O historiador Lucien Febvre nos ensina que o conhecimento histórico não pode, de jeito maneira, ser apreendido com automatismo, como se esse fosse processado de forma similar às engrenagens de uma máquina rudimentar. Nada disso. O conhecimento histórico deve sempre, necessariamente, ser problematizado. Todo escrito histórico deve apresentar-se como história-problema, nunca como um ponto final.

Bem, é importante, antes de qualquer coisa, esclarecer que o ato de deitar as vistas num escrito desse feitio, de uma história-problema, não é de modo algum similar a essa mania pueril de ficar procurando chifres em cabeça de cavalo que acabou por tomar conta da cumbuca de muita gente. Não mesmo.

Aliás, como bem nos adverte o velho ditado popular russo: um único idiota é capaz de levantar tantas questões [idiotas] que nem mesmo mil sábios seriam capazes de responde-las.
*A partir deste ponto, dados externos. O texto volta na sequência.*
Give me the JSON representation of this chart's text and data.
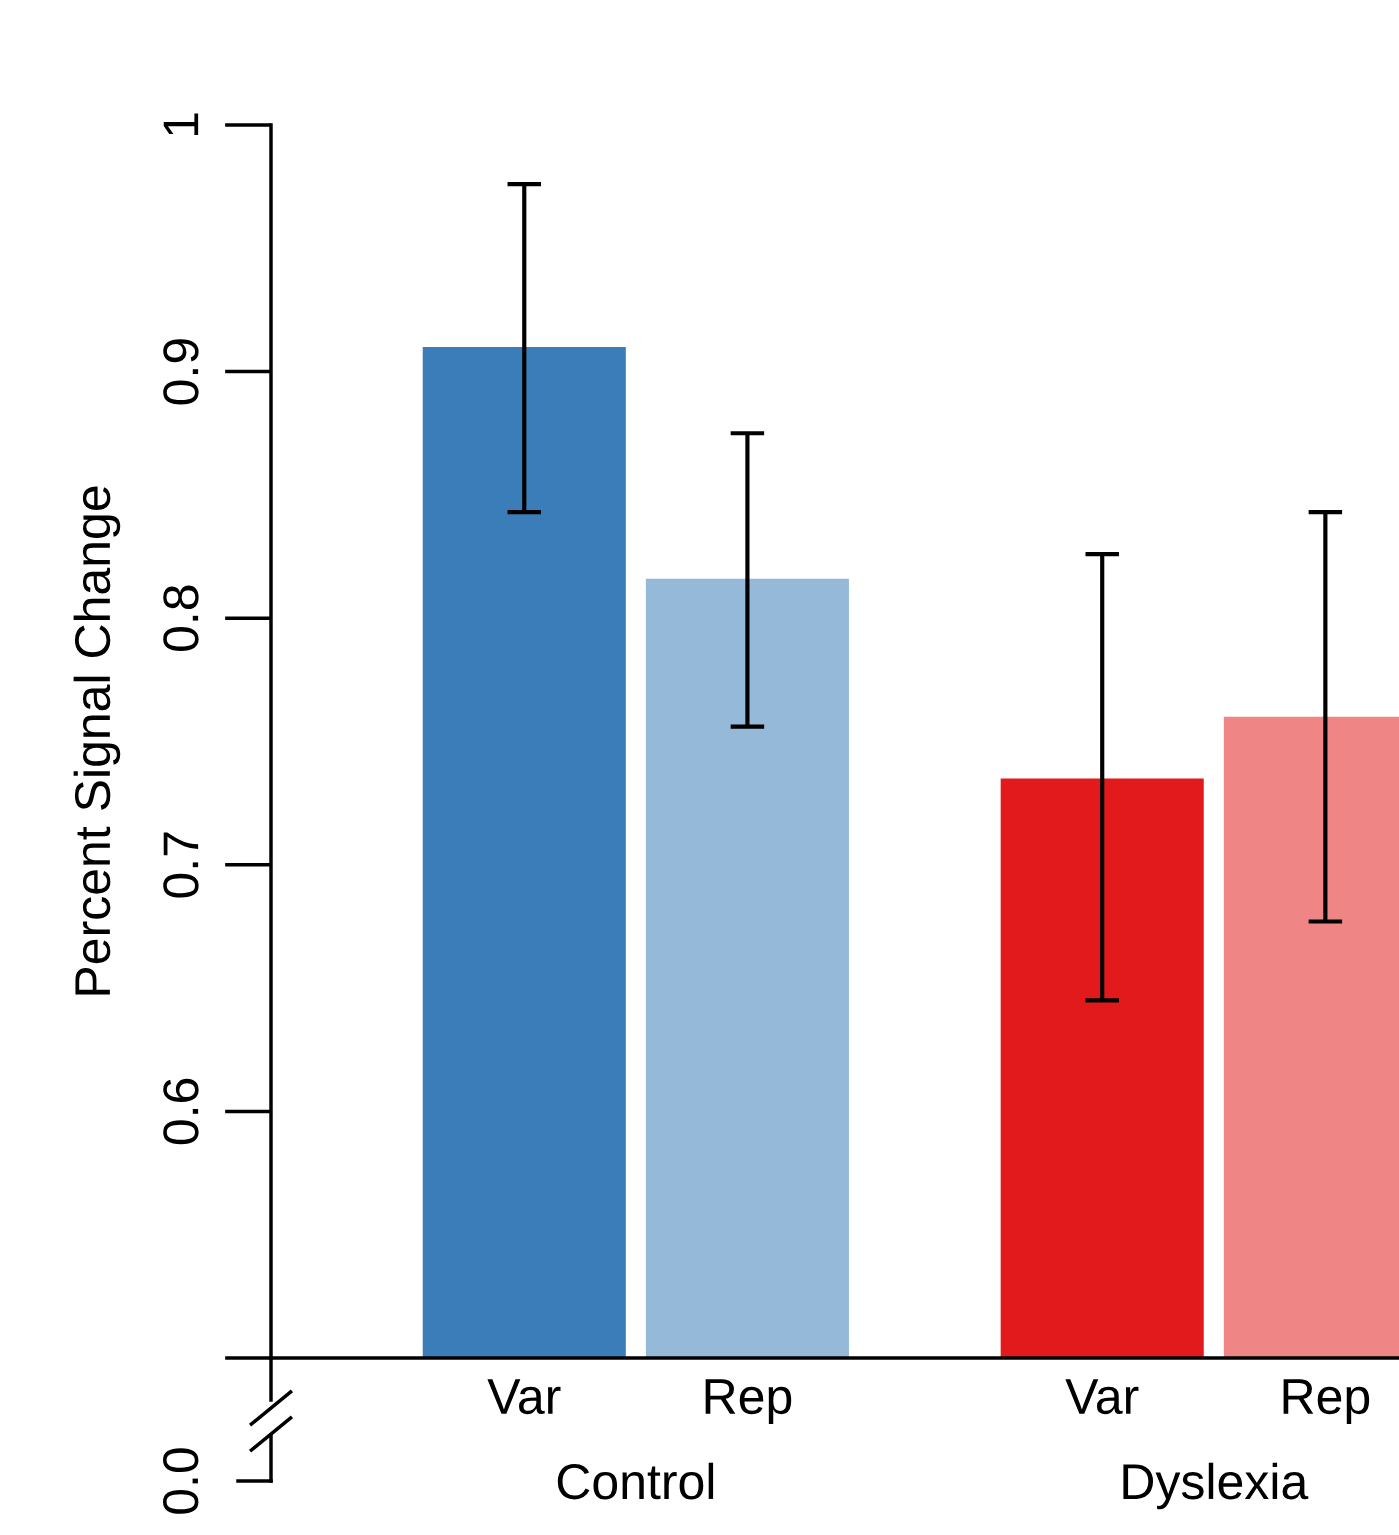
{
  "chart_data": {
    "type": "bar",
    "ylabel": "Percent Signal Change",
    "categories": [
      "Var",
      "Rep",
      "Var",
      "Rep"
    ],
    "values": [
      0.91,
      0.816,
      0.735,
      0.76
    ],
    "colors": [
      "#3a7db8",
      "#94b9d9",
      "#e31a1c",
      "#f08585"
    ],
    "errors": [
      [
        0.843,
        0.976
      ],
      [
        0.756,
        0.875
      ],
      [
        0.645,
        0.826
      ],
      [
        0.677,
        0.843
      ]
    ],
    "ylim": [
      0.5,
      1.0
    ],
    "yticks": [
      {
        "value": 0.5,
        "label": null
      },
      0.6,
      0.7,
      0.8,
      0.9,
      {
        "value": 1.0,
        "label": "1"
      }
    ],
    "annotations": [
      "Control",
      "Dyslexia",
      "0.0"
    ],
    "grid": false,
    "legend": false
  }
}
Bem, a história-problema não procura levantar esse tipo de encrenca.

Dito isso, sigamos com o andor: problematizar algo seria simplesmente o ato de levantar as perguntas apropriadas sobre um determinado assunto e, frequentemente, as perguntas apropriadas são tremendamente inapropriadas, diga-se de passagem.

Para realizar tal empreitada, necessariamente, precisamos nos inteirar minimamente sobre o tema e, é claro, conhecermos um montão de outras coisinhas e coisonas sobre outros assuntos para, dessa maneira, sermos capazes de formular de forma minimamente justa algumas questões que irão nos auxiliar em nossa jornada solitária pela procura do dito cujo do conhecimento e isso, meu caro Watson, dá trabalho.
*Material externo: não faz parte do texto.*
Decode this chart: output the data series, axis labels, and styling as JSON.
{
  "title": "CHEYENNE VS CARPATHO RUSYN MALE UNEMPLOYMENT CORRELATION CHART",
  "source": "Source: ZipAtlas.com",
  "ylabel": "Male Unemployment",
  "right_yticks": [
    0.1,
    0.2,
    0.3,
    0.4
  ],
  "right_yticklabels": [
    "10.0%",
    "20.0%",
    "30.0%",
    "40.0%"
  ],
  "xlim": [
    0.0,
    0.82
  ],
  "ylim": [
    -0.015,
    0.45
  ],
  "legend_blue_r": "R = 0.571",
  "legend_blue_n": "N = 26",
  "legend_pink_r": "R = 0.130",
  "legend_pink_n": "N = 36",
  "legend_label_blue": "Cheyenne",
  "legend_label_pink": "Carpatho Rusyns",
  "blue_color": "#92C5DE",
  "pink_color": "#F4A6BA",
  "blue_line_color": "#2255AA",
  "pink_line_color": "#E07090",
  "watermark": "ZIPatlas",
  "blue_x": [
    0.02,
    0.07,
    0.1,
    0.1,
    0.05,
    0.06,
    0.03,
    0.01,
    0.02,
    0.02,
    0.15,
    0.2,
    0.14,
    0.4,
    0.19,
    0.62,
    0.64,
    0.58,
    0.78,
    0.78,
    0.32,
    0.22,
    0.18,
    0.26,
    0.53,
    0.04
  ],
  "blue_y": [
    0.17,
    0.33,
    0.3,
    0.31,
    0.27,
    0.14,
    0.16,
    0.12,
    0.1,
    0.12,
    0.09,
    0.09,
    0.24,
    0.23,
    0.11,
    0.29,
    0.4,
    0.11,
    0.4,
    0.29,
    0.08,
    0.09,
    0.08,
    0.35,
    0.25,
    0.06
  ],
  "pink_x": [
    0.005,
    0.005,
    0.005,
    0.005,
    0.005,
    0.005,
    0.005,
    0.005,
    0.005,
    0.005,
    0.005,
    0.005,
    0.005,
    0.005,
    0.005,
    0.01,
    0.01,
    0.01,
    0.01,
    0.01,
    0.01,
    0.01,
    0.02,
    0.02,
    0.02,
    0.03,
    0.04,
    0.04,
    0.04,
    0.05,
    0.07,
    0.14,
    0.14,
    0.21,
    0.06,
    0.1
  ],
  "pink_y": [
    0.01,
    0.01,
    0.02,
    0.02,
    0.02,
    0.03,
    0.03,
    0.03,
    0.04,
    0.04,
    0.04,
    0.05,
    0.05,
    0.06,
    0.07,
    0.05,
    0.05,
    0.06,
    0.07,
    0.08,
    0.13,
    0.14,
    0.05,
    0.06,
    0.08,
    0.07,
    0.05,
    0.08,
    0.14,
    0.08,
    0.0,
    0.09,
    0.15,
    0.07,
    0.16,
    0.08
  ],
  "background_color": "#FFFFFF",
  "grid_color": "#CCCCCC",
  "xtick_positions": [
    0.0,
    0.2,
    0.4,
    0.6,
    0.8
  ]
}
Na verdade, não temos como falar que estamos genuinamente conhecendo algo se nós não procuramos formular de forma zelosa os problemas que nós desejamos resolver com nosso [suposto] desejo por esclarecimento.

Dito de outro modo, se eu não formular as perguntas que irão nortear minha curiosidade [ociosa] por um reto caminho, sem nos darmos conta, corremos o risco de acabar tendo nossa ociosidade [frivolamente curiosa] sendo guiada por questões maliciosamente formuladas por outras pessoas. Pois é. E quando isso ocorre, o leite azeda de vez.
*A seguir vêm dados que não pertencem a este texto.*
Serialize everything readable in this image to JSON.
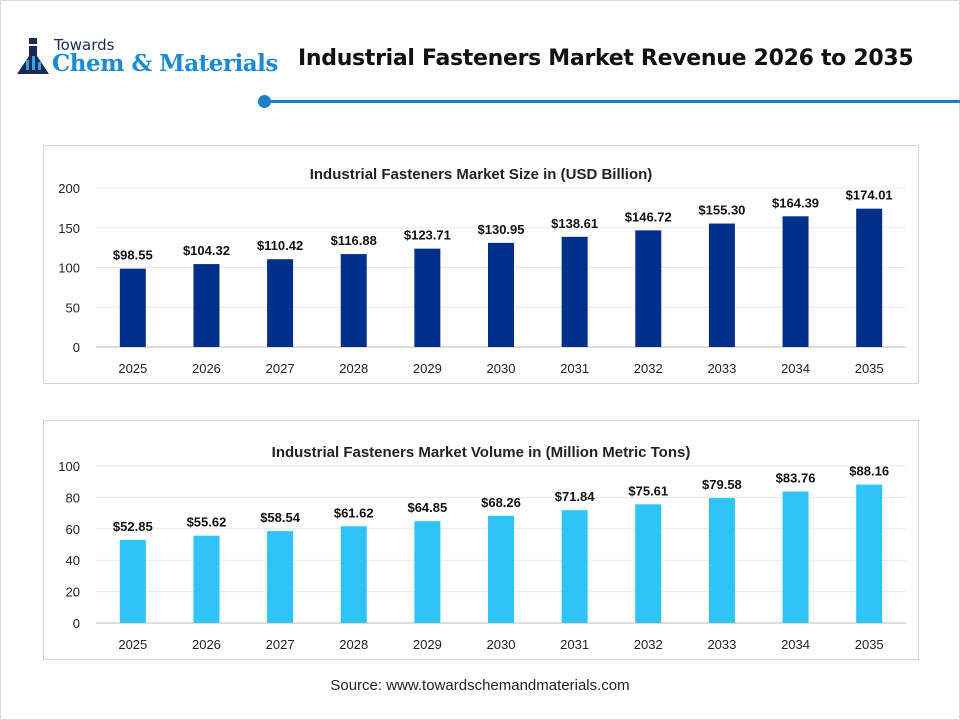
{
  "brand": {
    "line1": "Towards",
    "line2": "Chem & Materials"
  },
  "title": "Industrial Fasteners Market Revenue 2026 to 2035",
  "source": "Source: www.towardschemandmaterials.com",
  "colors": {
    "accent": "#1a7fc9",
    "size_bar": "#00308a",
    "volume_bar": "#2ec4f7"
  },
  "chart_data": [
    {
      "type": "bar",
      "title": "Industrial Fasteners Market Size in (USD Billion)",
      "categories": [
        "2025",
        "2026",
        "2027",
        "2028",
        "2029",
        "2030",
        "2031",
        "2032",
        "2033",
        "2034",
        "2035"
      ],
      "values": [
        98.55,
        104.32,
        110.42,
        116.88,
        123.71,
        130.95,
        138.61,
        146.72,
        155.3,
        164.39,
        174.01
      ],
      "labels": [
        "$98.55",
        "$104.32",
        "$110.42",
        "$116.88",
        "$123.71",
        "$130.95",
        "$138.61",
        "$146.72",
        "$155.30",
        "$164.39",
        "$174.01"
      ],
      "ylim": [
        0,
        200
      ],
      "yticks": [
        "0",
        "50",
        "100",
        "150",
        "200"
      ],
      "grid": true,
      "color": "#00308a"
    },
    {
      "type": "bar",
      "title": "Industrial Fasteners Market Volume in (Million Metric Tons)",
      "categories": [
        "2025",
        "2026",
        "2027",
        "2028",
        "2029",
        "2030",
        "2031",
        "2032",
        "2033",
        "2034",
        "2035"
      ],
      "values": [
        52.85,
        55.62,
        58.54,
        61.62,
        64.85,
        68.26,
        71.84,
        75.61,
        79.58,
        83.76,
        88.16
      ],
      "labels": [
        "$52.85",
        "$55.62",
        "$58.54",
        "$61.62",
        "$64.85",
        "$68.26",
        "$71.84",
        "$75.61",
        "$79.58",
        "$83.76",
        "$88.16"
      ],
      "ylim": [
        0,
        100
      ],
      "yticks": [
        "0",
        "20",
        "40",
        "60",
        "80",
        "100"
      ],
      "grid": true,
      "color": "#2ec4f7"
    }
  ]
}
E, para engrossar um pouquinho mais esse angu, esses problemas, bem ou mal formulados, por terceiros com segundas intenções, acabam invariavelmente vindo com a resposta prontinha para o problema que foi malandramente proposto por eles.

Por essa razão a construção do conhecimento histórico não deve jamais ser encarada como sendo apenas uma mera superposição de dados. Claro, isso tem lá o seu valor e utilidade, mas não é o ponto final da jornada que nos leva a edificação do conhecimento.

Por isso, todo aquele que garbosamente se autoproclama um “amante” da história deveria saber que a Clio, a musa da história, a “mestra da vida”, é aquela que levanta as perguntas, fundamentais, para lembrar os filhos do tempo presente os feitos e atos que não podem ser esquecidos para que, desse modo, possamos, no tempo presente, ampliar o nosso horizonte de compreensão.

Aliás, é bom lembrar que todo conhecimento, em todas as searas, principia com a formulação de perguntas que devem ser respondidas por nós mesmos, com a profundidade que nossa alma é capaz de almejar.

Bem, diante dessa obviedade ululante, podemos nos perguntar: quantas vezes em nossa vida nós procuramos formular uma lista de questões, mesmo que modesta, sobre um assunto que nós gostaríamos realmente conhecer com alguma profundidade? Quantas listas de livros nós elaboramos com os títulos que podem nos auxiliar na resolução dos problemas que foram levantados por nós através de uma série de perguntas? Quantas vezes em nossa vida nós procuramos realizar algo assim, por livre e espontânea vontade? Quantas mesmo? Pois é.

Por essas e outras que expressões como “conhecimento crítico” e “consciência crítica”, em nossa sociedade, são totalmente esvaziadas de sentido, da mesma forma que é destituído de autoridade todo aquele que ama encher a boca para dizer que os outros devem estudar história, sem realmente problematizar aquilo que ele, enquanto indivíduo “crítico”, [supostamente] sabe a respeito da dita cuja.

E isso é assim porque, se nós mesmos não formulamos as questões que irão nortear de forma reta a nossa ânsia por conhecimento, acabaremos caindo num fosso de frívola curiosidade ociosa e terminaremos agrilhoados a questões formuladas por pessoas cuja a intencionalidade nós desconhecemos totalmente, mesmo que insistamos em crer de forma tola no contrário.